“Come, Doctor,” he urged, leaning forward and placing his hand on my knee, “don’t you think it would be better for all parties for you to tell me what you know? I am as anxious to shield the innocent as you can be. By withholding valuable information you may force me to put a young lady through a very trying and public ordeal, which I am sure might be easily spared her, if I only knew a few more facts of the case.”
This last argument decided me, and making a virtue of necessity I gave him a minute account of all I had seen and heard. When I came to describing the man’s prolonged search Mr. Merritt nodded several times with great satisfaction.
“Can’t you tell me a little more how this man looked?” he eagerly inquired. “You must have seen him pretty clearly while he was moving around that lighted room. Had he any hair on his face?”

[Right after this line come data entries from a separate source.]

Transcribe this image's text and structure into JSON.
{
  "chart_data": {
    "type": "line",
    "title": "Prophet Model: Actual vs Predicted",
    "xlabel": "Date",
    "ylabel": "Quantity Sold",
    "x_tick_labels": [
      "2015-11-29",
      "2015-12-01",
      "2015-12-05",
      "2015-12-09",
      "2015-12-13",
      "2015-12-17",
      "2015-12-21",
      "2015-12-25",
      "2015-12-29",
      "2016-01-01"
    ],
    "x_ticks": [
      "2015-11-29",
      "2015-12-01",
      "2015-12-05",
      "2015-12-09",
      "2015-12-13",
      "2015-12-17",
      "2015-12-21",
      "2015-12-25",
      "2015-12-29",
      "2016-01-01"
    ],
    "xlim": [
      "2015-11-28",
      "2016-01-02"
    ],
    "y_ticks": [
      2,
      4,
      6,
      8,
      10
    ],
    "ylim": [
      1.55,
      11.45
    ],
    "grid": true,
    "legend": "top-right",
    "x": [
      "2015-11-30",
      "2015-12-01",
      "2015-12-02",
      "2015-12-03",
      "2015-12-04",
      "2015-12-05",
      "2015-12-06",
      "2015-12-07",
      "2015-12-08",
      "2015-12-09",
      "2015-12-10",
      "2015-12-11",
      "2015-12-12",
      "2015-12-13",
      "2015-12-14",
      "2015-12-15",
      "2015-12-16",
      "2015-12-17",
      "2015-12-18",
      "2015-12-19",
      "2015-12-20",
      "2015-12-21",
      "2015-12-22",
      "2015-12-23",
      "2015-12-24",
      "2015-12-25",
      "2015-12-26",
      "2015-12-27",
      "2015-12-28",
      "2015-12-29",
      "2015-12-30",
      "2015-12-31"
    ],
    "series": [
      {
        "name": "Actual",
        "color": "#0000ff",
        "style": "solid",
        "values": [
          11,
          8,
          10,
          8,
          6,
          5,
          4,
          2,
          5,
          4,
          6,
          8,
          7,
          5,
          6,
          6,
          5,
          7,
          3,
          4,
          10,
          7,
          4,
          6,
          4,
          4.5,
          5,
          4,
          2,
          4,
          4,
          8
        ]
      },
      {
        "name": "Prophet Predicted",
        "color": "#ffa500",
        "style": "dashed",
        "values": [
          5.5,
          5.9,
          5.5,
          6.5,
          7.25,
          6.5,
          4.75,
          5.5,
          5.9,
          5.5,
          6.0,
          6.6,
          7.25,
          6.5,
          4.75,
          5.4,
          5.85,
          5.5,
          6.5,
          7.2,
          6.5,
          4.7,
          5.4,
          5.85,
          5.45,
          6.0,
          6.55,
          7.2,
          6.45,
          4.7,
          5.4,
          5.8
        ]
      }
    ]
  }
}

“Well,” I confessed, “it is a funny thing, but I can’t for the life of me remember; I’ve tried to; sometimes I think he was clean shaven, and again I am sure he had a small moustache.”
The detective glared at me for a moment; it was difficult for him to forgive such aggravating lack of memory. To be given such an opportunity and to foozel it! He heaved a sigh of resignation as he inquired:
“Can you remember how he was dressed?”
“Oh, yes,” I replied with alacrity, anxious to retrieve myself, “he had on a white shirt and dark trousers, and his sleeves were rolled back.”
“Did he close the windows before he left?”
“Yes, and he pulled down the blinds also.”